All isolates were initially screened for their resistance profiles against ampicillin, chloramphenicol, gentamicin, streptomycin, tetracycline, cefotaxime, enrofloxacin, sulfamethoxazole/trimethoprim and imipenem (BD BBL Sensi-Disc Antimicrobial Susceptibility Test Discs, Becton-Dickinson, United States) according to the standards of the Clinical and Laboratory Standards Institute [63]. The results from the agar disc diffusion tests were confirmed using minimum inhibitory concentration (MIC) microdilution using cation adjusted Mueller Hinton II medium (Micronaut breakpoint plates, Genzyme Diagnostics, Rüsselsheim, Germany) according to CLSI standards (CLSI, 2008). Based on their resistance patterns these strains were stratified as multi-drug resistant or non-multi-drug resistant according to the definition of Schwarz et al. [44], as resistant (resistant to at least one antimicrobial agent) or susceptible (completely sensitive to the tested antimicrobials).

Overnight cultures of all E. coli isolates were adjusted to McFarland Standard 0.5 (1.5 × 10⁸ CFU) and 50 µl of 1:200 dilution of adjusted suspensions in Mueller–Hinton broth (Roth, Karlsruhe, Germany) were used as inocula for incubations for 16 to 20 h at 35 °C in biocide and heavy metal microtiter-plates (Merlin, Bornheim-Hersel, Germany). The plates contained a wide range of concentrations of biocides/heavy metals in twofold dilution steps including 32 to 8192 μg/ml copper sulfate (COP) and 4 to 8192 μg/ml zinc chloride (ZKC) [45]. In our study, the minimal inhibitory concentration data of two heavy metals including copper sulfate and zinc chloride were collected. To prevent drying of the plates during incubation a sealing tape was used to seal the surface of the plate. After the incubation, the MIC for zinc was determined visually and reported as the growth breakpoint. E. coli ATCC25922 and ATCC10536 strains were used as reference strains for internal quality control.
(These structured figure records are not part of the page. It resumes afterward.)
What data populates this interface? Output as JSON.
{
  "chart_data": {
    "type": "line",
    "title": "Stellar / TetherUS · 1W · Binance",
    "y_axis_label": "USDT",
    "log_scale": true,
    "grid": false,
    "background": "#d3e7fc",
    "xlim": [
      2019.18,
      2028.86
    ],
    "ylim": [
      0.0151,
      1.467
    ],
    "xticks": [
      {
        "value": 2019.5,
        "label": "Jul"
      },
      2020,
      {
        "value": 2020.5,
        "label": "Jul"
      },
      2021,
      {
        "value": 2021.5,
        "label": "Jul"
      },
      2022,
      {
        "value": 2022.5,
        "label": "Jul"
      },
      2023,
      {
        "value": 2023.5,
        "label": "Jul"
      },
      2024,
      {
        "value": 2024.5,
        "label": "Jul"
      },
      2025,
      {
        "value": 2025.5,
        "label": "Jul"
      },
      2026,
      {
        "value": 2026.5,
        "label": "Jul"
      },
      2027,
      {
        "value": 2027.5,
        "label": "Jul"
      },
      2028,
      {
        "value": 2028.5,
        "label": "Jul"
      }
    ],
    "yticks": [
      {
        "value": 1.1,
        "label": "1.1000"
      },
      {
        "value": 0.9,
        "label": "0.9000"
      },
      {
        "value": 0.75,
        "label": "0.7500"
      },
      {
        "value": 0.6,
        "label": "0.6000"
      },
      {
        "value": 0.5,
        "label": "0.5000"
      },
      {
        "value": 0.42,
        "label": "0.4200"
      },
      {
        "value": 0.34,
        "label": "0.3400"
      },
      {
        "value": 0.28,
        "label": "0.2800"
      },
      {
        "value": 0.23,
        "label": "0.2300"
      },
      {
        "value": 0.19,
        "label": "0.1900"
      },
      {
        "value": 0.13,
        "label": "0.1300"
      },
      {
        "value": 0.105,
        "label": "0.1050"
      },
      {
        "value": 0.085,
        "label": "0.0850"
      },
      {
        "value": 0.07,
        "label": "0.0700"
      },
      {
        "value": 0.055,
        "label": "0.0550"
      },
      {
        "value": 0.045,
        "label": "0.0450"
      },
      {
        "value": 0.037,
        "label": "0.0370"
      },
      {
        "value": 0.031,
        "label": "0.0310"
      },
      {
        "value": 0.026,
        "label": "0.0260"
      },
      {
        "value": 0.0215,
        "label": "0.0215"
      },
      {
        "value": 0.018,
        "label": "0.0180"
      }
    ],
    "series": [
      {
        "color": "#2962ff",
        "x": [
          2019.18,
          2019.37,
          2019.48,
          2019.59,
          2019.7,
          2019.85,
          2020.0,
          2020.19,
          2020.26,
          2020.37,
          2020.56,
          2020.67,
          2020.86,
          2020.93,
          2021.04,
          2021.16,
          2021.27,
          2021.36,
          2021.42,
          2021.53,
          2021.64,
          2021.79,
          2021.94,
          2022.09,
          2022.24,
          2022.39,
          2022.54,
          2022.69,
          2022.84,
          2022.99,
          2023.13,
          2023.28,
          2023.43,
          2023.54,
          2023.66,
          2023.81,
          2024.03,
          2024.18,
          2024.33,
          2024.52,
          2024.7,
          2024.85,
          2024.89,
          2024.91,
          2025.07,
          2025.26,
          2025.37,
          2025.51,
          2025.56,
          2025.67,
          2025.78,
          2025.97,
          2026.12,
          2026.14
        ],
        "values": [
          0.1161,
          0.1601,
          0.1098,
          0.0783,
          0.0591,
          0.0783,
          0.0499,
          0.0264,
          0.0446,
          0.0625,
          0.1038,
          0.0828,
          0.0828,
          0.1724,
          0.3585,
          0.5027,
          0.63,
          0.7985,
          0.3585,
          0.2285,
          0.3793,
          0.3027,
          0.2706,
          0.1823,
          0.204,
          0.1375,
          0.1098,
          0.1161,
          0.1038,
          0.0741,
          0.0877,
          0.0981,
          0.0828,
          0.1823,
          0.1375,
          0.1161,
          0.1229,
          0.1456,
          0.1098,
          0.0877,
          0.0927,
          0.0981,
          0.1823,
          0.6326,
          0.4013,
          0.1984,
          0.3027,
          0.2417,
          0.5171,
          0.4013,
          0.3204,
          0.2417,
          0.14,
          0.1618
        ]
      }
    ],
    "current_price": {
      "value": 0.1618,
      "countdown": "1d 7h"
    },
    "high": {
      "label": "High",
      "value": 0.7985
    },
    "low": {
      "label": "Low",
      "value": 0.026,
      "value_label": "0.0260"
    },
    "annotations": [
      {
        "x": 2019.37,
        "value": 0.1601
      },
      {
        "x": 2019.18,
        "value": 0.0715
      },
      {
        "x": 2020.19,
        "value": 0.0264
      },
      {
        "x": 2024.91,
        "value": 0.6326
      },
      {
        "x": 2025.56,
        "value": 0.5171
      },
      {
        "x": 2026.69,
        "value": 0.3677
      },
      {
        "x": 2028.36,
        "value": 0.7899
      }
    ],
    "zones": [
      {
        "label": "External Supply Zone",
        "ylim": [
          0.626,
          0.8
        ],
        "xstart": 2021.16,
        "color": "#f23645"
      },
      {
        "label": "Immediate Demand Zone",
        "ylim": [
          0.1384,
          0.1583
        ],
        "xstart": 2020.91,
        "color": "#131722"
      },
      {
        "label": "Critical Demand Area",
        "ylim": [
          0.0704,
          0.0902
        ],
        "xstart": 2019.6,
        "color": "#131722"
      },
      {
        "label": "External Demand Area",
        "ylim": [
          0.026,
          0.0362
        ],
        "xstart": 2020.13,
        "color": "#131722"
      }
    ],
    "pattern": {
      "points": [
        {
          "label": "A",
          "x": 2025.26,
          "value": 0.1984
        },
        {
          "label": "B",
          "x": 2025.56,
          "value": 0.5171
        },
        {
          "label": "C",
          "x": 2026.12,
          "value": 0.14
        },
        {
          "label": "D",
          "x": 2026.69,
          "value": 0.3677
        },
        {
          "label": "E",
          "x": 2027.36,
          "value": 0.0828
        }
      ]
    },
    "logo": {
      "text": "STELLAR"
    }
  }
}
Statistical analysis was performed based on the combined datasets from both zinc feeding trials. Isolates were stratified irrespective of the zinc feeding either as multi-drug resistant (MDR) or non- multi-drug resistant (NMDR) isolates, as well as resistant (R) (at least one resistance) or susceptible (S) isolates. In addition, the isolates were subsequently grouped based on their origin from either high-zinc supplementation group (zinc) or the background control (control). Statistical analyses were performed using the SPSS software, version 25.0 (IBM, New York, NY, USA). The normal distribution of data was evaluated by a 1-sample Kolmogorov–Smirnov test. Mann–Whitney (non-parametric test) and chi-square tests were used for the analysis of data [64, 65]. The correlation between zinc tolerance and copper tolerance was calculated using Spearman rank correlation test (non-parametric correlation) [66]. The non-normally distributed data are shown as the median ± standard deviation (SD), and P < 0.05 was considered statistically significant.